Missouri Joins 21 States Fighting Against EPA Rule Changes On Coal/Gas/Oil Power Plants

Missouri Attorney General Andrew Bailey’s office has joined a 21-state coalition opposing the Environmental Protection Agency’s proposed rule to impose stringent emissions standards on existing coal, natural gas and oil-fired power plants.

Bailey issued a statement, Wednesday, saying the E-P-A’s action violates the Supreme Court’s decision in the “West Virgina versus E-P-A” case that ruled that Congress has not authorized the E-P-A to remake electricity grids.

Bailey also says the E-P-A’s proposed rule is nothing more than government overreach and an effort by President Biden to unconstitutionally push his radical climate agenda on Missouri power plants.

 

Full Release:

Missouri Attorney General Andrew Bailey announced today that his office joined a 21-state coalition opposing the Environmental Protection Agency’s (EPA) proposed rule that would impose stringent emissions standards on existing coal-, natural gas- and oil-fired power plants. The rule ignores last year’s rebuke from the United States Supreme Court in West Virginia v.
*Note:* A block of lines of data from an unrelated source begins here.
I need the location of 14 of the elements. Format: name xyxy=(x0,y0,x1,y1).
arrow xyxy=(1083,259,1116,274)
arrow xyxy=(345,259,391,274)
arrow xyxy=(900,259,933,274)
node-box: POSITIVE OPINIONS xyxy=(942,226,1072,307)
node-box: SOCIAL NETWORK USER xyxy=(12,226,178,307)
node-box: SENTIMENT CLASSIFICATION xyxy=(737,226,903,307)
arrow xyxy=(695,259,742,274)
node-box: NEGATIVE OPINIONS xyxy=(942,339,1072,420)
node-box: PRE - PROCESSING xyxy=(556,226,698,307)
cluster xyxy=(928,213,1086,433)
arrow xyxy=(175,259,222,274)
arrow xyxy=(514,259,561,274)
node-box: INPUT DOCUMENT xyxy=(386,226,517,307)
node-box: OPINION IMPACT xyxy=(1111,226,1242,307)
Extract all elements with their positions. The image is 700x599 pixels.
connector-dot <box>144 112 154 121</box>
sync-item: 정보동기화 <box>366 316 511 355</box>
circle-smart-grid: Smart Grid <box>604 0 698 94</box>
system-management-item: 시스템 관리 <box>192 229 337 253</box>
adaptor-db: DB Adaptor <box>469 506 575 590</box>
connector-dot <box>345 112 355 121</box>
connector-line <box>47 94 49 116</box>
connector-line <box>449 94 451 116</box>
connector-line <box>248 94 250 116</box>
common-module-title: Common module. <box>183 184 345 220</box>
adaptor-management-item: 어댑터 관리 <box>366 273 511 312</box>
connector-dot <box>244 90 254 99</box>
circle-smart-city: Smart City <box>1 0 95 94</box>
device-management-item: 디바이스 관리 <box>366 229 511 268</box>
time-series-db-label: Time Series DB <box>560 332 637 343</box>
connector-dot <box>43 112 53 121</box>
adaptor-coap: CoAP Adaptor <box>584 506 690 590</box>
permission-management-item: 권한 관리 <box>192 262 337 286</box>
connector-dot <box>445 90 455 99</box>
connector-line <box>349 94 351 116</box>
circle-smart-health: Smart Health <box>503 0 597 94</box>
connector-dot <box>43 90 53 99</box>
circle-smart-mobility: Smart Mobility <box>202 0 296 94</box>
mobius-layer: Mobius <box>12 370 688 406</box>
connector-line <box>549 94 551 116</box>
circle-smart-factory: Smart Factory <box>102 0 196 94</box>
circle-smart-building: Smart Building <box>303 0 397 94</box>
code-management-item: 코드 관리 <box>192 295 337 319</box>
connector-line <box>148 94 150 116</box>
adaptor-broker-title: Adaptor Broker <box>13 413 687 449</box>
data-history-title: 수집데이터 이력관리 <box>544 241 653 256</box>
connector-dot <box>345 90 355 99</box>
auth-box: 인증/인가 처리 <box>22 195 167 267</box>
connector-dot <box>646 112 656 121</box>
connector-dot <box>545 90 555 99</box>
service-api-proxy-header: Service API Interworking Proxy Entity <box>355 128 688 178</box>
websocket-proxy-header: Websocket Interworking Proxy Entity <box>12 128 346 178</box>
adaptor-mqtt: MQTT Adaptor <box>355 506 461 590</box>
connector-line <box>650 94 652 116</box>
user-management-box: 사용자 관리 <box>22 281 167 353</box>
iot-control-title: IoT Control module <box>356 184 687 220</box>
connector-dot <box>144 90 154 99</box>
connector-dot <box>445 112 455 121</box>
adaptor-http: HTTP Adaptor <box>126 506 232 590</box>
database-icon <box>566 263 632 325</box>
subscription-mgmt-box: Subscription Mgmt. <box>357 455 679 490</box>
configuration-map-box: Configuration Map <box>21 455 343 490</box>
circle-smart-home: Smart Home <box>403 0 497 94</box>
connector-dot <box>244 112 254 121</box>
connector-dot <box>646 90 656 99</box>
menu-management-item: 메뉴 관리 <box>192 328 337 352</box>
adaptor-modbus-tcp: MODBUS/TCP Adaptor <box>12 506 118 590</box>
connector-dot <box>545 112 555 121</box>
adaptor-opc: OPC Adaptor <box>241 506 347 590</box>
EPA, which held that the EPA cannot implement a narrow regulatory provision to force coal-fired power plants into retirement en masse.

“I will always fight to combat government overreach, and that includes pushing back against Joe Biden’s attack on Missouri’s power plants,” said Attorney General Bailey. “The EPA does not have the constitutional authority to circumvent Congress and enact Biden’s radical climate agenda. Missouri’s fighting back.”

In the letter to Biden’s EPA, Attorney General Bailey and the other states assert that the proposal violates the Supreme Court’s decision in West Virginia v. EPA because Congress has not authorized the EPA to remake electricity grids. The agency cannot sidestep Congress to exercise broad regulatory power that would radically transform the nation’s energy grids—and force states to fundamentally shift their energy portfolios away from fossil fuel-fired generation.

The attorneys general note that “States have invested broadly in renewable energy, but the Proposed Rule might make it challenging to ‘get credit’ for those gains.  So States the country over will have to realign their energy regulation plans, some several decades out.  This rearrangement will cause major and long-term inefficiencies.”

Joining Missouri in sending the letter are Alabama, Arkansas, Georgia, Idaho, Indiana, Iowa, Kentucky, Louisiana, Mississippi, Montana, Nebraska, New Hampshire, Ohio, Oklahoma, South Carolina, South Dakota, Texas, Utah, Virginia, and West Virginia.